Yes, I can see how a lot of you will look at me as soon as I say I have not voted. My daughters — I’ve educated them, one of them is even doing her Bachelor of Arts from Delhi University — look at me the same way. But you don’t understand. You don’t understand that I don’t live in the same world you live in.

You sit in your rooms, debating whether India ought to take a stand against the Naxalites, typing furiously into your laptops about whether or not the price of petrol is inflated. What you don’t understand is that my bicycle and I really don’t care.

I care about feeding my children, I care about helping them escape this torture I’m living through. I care about being able to smile on my deathbed and consider my life determined solely by the quality of life my children live. And nobody actually helps with that. Not one party.
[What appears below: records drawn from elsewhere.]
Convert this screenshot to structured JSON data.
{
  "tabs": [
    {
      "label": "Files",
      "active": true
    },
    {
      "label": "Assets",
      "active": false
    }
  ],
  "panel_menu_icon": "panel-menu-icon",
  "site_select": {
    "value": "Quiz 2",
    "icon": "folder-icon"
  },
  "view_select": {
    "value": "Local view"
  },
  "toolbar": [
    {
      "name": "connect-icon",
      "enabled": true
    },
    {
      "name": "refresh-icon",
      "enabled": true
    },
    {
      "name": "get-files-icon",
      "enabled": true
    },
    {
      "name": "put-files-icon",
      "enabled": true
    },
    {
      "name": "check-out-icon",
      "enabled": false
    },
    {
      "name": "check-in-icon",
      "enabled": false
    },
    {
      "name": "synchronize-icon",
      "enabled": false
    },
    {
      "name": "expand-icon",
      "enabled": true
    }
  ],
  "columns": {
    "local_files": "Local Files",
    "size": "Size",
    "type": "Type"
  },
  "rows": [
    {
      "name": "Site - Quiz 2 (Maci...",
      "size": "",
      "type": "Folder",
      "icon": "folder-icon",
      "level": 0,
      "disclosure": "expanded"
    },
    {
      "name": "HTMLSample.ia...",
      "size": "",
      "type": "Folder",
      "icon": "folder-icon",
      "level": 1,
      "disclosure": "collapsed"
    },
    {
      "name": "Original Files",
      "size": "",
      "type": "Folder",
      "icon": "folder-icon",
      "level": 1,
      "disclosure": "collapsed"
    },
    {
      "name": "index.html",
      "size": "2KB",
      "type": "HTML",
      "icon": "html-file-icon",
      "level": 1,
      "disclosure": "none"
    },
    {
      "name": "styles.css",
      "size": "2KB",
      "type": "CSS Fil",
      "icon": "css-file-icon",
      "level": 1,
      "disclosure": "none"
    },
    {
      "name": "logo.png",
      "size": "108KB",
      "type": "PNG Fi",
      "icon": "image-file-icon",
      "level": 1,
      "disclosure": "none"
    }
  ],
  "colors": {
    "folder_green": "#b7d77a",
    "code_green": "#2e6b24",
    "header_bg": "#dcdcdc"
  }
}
It all sounds very fancy. It all sounds as if they have these grand schemes to help us, but that’s all they are: schemes. I don’t vote because even though I now have an Aadhar Card. Even though my daughters are educated and smart and talk of how important it is to vote, I’m jaded. I’ve been sidelined, ignored, forgotten by the entire political scene. So much so that I don’t ever remember being part of it.

My daughters say I cannot complain about my politicians if I don’t vote. That I can’t talk about a broken system if I don’t do anything to change it. But to me, voting for the politicians here is as useful as voting in Bangladesh – inconsequential. They make big promises, these big men, but I’m no longer affected.

Perhaps my attitude is defeatist, but you tell me this: what child is born with that attitude? We’re all born clean slates. Take something from that. Look at why I am this way. It’s because of a lifetime of disappointment.

The new generation is full of hope. The new generation is full of fire. And maybe this time I will vote. Maybe I will, not so my life gets better, I have given up all hope for that ever happening. But for the new generation. I pray the politicians won’t turn them into fragile, cynical things. I don’t know whom, I don’t know how, but I’m praying for somebody, and this time maybe I’ll do it with a ballot in my hand.

As told to Saba Sodhi in Noida, Uttar Pradesh. Reba, who requested partial anonymity, spoke in Hindi and Bengali. This interview has been translated, condensed, and edited for clarity.